Sure, the internet has made an impact, but lets not overstate the case.... Frankly, if AM was as good as it used to be, I'd still buy it every month, as I did for many decades. It's not, and I don't. Bluntly, it's too expensive to buy casually, simply hoping that the issue is a 'good one'. A paper mag' can offer what the web cannot easily do. Much on the web is rubbish. A magazine can commission experts to write quality, authoritative content.
Most enthusiast use the web today, so if articles are primarily web-derived, readers will switch off. You can bet they will have already read that content before.

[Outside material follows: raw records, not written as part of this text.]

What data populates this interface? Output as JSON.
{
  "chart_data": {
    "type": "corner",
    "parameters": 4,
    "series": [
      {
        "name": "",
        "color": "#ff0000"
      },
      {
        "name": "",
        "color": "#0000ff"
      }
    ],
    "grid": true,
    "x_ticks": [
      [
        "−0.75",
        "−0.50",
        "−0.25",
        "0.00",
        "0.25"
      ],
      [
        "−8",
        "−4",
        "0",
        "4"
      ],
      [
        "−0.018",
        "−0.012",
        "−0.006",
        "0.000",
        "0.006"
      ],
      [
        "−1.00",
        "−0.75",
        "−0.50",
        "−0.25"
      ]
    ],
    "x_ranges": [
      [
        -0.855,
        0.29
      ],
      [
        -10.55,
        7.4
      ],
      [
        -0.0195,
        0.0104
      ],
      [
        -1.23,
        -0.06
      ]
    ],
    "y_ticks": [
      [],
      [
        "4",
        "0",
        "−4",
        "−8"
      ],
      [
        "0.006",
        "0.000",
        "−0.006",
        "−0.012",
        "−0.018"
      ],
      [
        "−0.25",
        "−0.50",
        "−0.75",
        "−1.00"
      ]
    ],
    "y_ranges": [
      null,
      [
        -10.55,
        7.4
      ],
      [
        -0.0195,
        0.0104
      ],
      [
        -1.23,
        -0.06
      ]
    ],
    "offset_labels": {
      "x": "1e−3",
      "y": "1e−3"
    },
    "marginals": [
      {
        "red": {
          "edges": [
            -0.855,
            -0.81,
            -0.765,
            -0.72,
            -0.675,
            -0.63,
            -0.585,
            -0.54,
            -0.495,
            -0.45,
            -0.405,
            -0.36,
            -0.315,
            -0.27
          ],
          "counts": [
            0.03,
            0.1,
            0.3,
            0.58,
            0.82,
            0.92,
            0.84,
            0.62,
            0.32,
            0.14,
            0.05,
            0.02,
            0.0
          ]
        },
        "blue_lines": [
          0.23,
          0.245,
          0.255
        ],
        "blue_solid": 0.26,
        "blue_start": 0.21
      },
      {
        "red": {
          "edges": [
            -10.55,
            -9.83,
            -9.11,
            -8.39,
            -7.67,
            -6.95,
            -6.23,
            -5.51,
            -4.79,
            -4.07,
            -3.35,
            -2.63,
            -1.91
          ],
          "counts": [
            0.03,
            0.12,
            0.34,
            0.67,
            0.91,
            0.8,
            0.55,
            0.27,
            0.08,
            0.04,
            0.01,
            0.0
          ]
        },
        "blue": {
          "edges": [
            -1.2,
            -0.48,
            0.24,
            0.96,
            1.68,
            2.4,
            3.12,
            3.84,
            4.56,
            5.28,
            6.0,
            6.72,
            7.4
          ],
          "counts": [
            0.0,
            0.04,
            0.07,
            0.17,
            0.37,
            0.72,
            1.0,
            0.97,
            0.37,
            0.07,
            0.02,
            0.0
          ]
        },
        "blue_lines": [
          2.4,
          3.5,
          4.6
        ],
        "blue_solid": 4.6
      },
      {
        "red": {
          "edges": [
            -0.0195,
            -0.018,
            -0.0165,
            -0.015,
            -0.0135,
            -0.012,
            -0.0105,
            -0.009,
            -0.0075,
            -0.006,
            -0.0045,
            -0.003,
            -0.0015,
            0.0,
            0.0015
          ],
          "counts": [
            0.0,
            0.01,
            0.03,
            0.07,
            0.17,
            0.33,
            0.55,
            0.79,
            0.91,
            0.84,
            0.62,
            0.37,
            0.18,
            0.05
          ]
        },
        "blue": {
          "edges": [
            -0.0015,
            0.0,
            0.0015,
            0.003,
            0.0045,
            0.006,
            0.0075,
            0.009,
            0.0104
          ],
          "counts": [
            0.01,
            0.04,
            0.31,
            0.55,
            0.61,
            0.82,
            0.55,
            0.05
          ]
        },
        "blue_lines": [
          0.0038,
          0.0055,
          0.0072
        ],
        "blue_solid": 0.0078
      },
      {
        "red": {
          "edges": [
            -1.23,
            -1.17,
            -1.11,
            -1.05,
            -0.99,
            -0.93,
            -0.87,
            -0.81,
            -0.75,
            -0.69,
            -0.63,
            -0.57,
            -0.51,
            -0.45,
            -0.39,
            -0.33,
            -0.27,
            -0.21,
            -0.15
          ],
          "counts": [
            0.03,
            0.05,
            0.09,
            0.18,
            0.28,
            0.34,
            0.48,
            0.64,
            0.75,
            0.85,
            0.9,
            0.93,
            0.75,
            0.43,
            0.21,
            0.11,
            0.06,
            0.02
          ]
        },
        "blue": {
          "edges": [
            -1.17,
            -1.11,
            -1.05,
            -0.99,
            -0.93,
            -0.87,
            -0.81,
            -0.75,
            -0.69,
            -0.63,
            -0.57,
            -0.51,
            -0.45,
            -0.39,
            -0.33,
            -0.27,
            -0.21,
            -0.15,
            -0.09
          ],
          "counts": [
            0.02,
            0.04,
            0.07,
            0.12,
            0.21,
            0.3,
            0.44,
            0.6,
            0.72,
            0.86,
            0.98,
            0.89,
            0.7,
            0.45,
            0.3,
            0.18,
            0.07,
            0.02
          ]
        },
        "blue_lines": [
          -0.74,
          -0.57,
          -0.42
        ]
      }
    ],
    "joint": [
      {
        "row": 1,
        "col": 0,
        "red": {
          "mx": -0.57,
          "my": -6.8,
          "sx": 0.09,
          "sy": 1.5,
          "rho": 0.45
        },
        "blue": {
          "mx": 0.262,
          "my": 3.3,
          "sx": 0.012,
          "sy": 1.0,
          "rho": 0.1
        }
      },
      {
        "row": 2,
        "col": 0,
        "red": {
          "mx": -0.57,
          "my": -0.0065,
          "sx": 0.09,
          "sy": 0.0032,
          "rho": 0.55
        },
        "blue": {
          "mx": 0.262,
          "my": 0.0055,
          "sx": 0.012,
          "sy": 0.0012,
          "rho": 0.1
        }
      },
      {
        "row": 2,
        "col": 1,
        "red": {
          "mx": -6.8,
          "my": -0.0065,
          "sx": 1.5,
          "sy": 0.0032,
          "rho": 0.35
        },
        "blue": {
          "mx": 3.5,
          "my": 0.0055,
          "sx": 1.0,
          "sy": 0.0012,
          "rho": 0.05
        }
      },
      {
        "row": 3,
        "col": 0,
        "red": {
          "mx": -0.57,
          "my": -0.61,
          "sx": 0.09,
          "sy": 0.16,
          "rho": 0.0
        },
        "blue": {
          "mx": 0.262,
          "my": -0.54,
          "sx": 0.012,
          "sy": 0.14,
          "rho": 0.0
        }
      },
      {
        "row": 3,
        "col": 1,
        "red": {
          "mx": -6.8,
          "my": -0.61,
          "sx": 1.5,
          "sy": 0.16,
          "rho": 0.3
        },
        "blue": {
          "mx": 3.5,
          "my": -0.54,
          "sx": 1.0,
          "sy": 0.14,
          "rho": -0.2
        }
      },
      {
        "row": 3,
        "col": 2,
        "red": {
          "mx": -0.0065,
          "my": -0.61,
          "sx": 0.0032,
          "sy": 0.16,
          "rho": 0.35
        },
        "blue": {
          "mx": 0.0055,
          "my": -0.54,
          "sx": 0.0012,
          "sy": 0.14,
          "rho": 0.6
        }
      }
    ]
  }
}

Certain articles appear to have been cut and pasted from 'The Eagle'. Some are, bluntly, just not very interesting space-fillers.

Today, FP & AM are effectively identical. FP has remodelled itself over the years to ape AM to become far better than it originally was, but AM, - for decades a far superior rag, has moved toward FP. They have met and become Flickr in print. In trying to cater for everyone, it is possible to cater for no one.

We all realise advertising is necessary. Actually, I'd say the problem isn't the amount, - it's how intrusive it is. Bookending an article is fine. Splattering it isn't.

For the more serious enthusiast, photos and freebies alone don't cut it. I have never bought a magazine because of a freebie. Ever. Ads' and price aren't decisive either. Content is. If one buys a magazine and a huge percentage is photos and ads.....
It's worth noting that, since many buyers no longer buy every month, they will flick through it before buying. It it's in a plastic wrapper, they can't, - so they don't...

Both magazines now feature terrific photography, in colour, way beyond anyones wildest dreams twenty years ago, but it's in no way a substitute for content. Both magazines have become more Americanised. Style over content.

AM did of course go through rather moribund periods years ago, several times, but it always managed to bounce back. It's not been alone. Pilot magazine used to occupy a similar 'pole-position' in GA. It was ruined and it opened-up the market for rivals. As in many things in life, one doesn't realise how good things are until they change (For the worst.) or are lost...!

Once customers stop buying regularly, they stop looking. I went from a regular buyer, to a browse-before buying punter - but I'd still look every month. Now - unless I suspect there is some big news etc, I don't even bother to browse. That pattern has nothing whatever to do with the web. Of course, I may be an old curmudgeon, but my contacts seem to take a similar view.

Last edited by GQ2; 9th Aug 2014 at 14:31. Reason: Sp.Sp.